Die AfD versucht, von den Straßenprotesten zu profitieren. In Gera hatte sie einen Infostand aufgebaut, der AfD-Abgeordnete Stephan Brandner lief bei den Protesten mit. Für die Rechten ist das Thema dennoch heikel: Einerseits will die AfD sich als Anti-Lockdown-Partei profilieren und den Unmut einiger Bürger in Wählerstimmen umwandeln. Andererseits scheut sie den allzu offensichtlichen Kontakt zu Verschwörungstheoretikern, weil sie fürchtet, das wiederum könne Wählerstimmen kosten. Kontrollieren kann die Parteiführung die Dynamik aber nur schwer. Die offizielle Linie ist, die Corona-Maßnahmen wegen ihrer wirtschaftlichen Folgen zu verdammen und das Narrativ von einer angeblich autoritär agierenden Bundesregierung auszubauen.
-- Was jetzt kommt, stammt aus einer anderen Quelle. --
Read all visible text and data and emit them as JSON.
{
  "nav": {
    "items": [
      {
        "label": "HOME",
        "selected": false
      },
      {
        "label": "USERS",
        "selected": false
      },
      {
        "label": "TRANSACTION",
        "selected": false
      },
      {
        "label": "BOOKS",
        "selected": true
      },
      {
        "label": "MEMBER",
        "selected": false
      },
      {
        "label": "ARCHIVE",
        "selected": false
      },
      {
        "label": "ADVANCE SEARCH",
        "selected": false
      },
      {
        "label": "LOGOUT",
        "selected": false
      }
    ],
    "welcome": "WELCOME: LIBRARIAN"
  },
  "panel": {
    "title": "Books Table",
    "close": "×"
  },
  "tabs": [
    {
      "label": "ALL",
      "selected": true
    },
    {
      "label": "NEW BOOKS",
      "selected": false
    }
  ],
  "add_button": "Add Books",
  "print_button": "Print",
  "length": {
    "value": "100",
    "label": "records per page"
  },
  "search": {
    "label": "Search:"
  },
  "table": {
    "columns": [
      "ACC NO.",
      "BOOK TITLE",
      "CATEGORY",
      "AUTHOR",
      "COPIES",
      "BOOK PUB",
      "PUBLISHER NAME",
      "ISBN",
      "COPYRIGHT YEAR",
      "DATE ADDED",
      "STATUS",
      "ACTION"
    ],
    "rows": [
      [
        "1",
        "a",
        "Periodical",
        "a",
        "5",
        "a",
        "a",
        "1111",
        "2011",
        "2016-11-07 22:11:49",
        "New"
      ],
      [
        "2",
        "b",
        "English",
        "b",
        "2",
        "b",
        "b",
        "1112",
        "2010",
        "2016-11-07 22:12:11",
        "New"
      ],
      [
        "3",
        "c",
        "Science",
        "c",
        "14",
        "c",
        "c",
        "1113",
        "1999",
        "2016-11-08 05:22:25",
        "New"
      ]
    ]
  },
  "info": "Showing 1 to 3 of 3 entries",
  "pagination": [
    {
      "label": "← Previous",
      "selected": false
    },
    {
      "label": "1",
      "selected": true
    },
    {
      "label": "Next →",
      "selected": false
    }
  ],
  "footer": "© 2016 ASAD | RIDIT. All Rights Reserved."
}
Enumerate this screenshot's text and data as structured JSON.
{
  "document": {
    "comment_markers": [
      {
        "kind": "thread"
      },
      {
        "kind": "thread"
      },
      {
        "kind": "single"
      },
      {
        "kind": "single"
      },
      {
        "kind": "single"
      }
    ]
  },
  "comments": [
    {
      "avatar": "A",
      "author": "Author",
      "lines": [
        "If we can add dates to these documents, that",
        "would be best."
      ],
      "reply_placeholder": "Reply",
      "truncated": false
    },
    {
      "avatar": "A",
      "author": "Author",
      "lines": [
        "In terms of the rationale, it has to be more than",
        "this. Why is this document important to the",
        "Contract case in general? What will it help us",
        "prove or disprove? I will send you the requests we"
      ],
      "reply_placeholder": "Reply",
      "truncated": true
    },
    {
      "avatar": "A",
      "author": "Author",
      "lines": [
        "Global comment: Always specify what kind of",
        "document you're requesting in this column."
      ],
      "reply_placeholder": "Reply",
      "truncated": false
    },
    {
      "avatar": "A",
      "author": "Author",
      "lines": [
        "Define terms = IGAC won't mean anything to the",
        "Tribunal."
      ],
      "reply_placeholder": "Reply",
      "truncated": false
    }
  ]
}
Doch zum Teil gehen AfD-Politiker weiter. In Magdeburg meldete sie vor zwei Wochen selbst eine Kundgebung gegen die Coronaregeln an – dort wurden dann von der Bühne herunter Verschwörungstheorien verbreitet. Außerdem versucht die AfD, mit Agitation gegen eine angeblich drohende „Impfpflicht“ im Impfgegner-Milieu Stimmen zu sammeln. Diese sind bei den Protesten zahlreich vertreten.

Ob die AfD und die rechte Szene langfristig profitieren können, hängt maßgeblich davon ab, wie es jetzt weitergeht. Mit zunehmenden Lockerungen entfallen die Gründe für die Demonstrationen – und damit könnte auch die Zweckallianz auf der Straße zerbröseln. Doch die AfD rechnet sich aus, dass eine tiefe, durch Corona verursachte Wirtschaftskrise ihr die Wähler zutreiben – und ihr so aus dem Umfragetief helfen würde.

Wie sieht die Bevölkerung die Situation?

Viele der selbsterklärten „Coronarebellen“ berufen sich bei den Demos in ihren Sprechchören darauf, das Interesse einer breiten Bevölkerung zu vertreten. „Wir sind das Volk“, ist wie bei Pegida auch bei den Coronademos zu hören. Doch ob das tatsächlich zutrifft, ist zu bezweifeln. So steht dem aktuellen ZDF-Politbarometer zufolge eine große Mehrheit der Bevölkerung hinter dem Krisenmanagement der Bundesregierung. 81 Prozent geben an, die Regierung mache ihr Arbeit eher gut. Nur 13 Prozent sind vom Gegenteil überzeugt. Auch glaubt mit 47 Prozent fast die Hälfte der Deutschen, die jüngsten Lockerungen der Coronamaßnahmen seien zeitlich „gerade richtig“ gekommen. Nur 11 Prozent hätten sich eine frühere Lockerung des Lockdown gewünscht.